Bangladeshi Kishore Chowdhury (he introduces himself as a Bangladeshi) has qualified to reach the final of Masterchef Australia. Congratulations to him. On such an international platform, he has presented his country's traditional food to the world. He has shown his expertise in cooking food of his own country as well as cooking food of other countries and has been highly praised by the judges in each episode. We all know all these things for the benefit of the online portal.

But the thing that is not usually discussed is about his critics. From the very beginning, there was a group of spectators who criticized him unnecessarily. There is no qualification to win the master chef. And the saddest thing is that most of these critics are Kishore's compatriot brothers, that is, some men in our country!

Don't think of these men as uneducated again, one of them is studying abroad in higher education, the other is working in a reputed institution in the country.

They are not exactly misogynists.
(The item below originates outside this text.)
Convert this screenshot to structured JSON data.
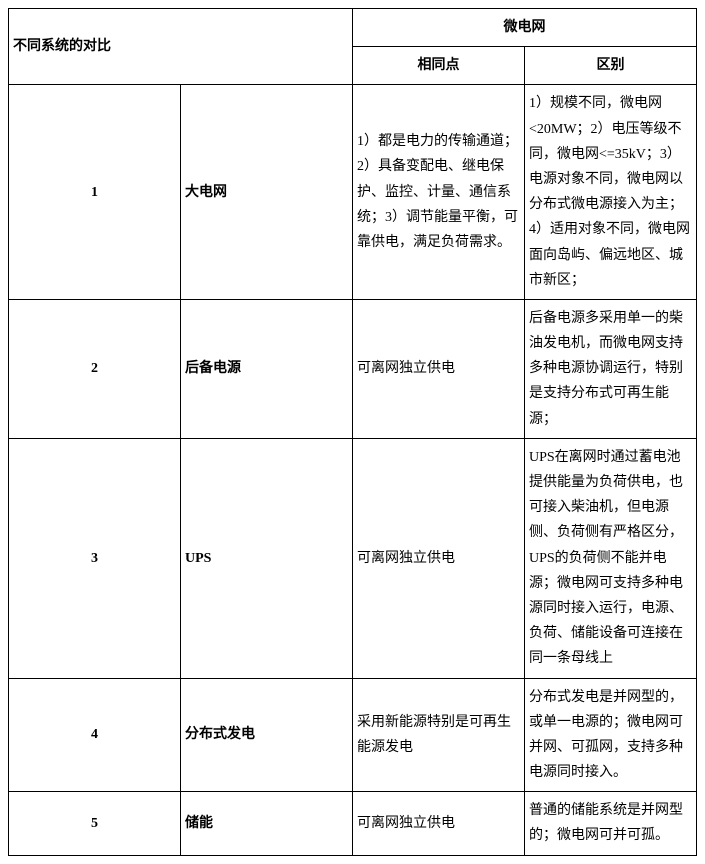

They do not hate all women, but the non-white, "home-cook" ordinary emotional Bangladeshi women of their own country are the main cause of their headaches. They actually suffer from some kind of inferiority complex. The theorist Franz Fanon called their mentality "black skin white mask".

They can't accept that a woman from her own country who is a "home cook" can become a master chef by losing to a competitor from another country. Such people will look down on their mother or wife or any other woman who is a housewife. They are reluctant to acknowledge the contribution of the woman who spent the time behind the world.

In order to glorify one woman, it is necessary to change the mentality of looking down on other women. Because all women are claimants of honor and all women are entitled to unique features.

Kishore Chowdhury, a Bangladeshi girl, won the hearts of the judges by cooking Pantabhat-Aluvarta on a platform like Masterchef Australia.

Nowadays, if some of you are asked, do you know how to cook? Then they became fire in Reimage. Their reply is something like, why only girls have to cook? Why should I learn to cook? Can't girls work outside like boys?

Hey, sister relax. Girls can do everything. Cooking is not a sin or a small thing. Cooking is one of the most beautiful qualities in the world

You can sit all day and do makeup, photoshoot after western dress, browsing. But whenever you are asked to cook/learn, you say 'Girls were born just to cook?'

Yes, I also believe that boys and girls have equal rights Both of them should work in balance outside the house. But that is not by sacrificing the flexibility of women.

You can't be smart just by throwing away the sleeves, wearing a western dress, inserting 4/5 English words in a Bengali sentence, okay?

In the end, the only lesson we learned from 'Kishore's' sister was that the country can be represented by adopting the hand-picks.

And the brothers then asked the mother/wife what do you do at home all day? How much rice is cooked? ' Before talking about this type, Kishore's sister will think for a while, but 'Masterchef Australia' is ruling with rice.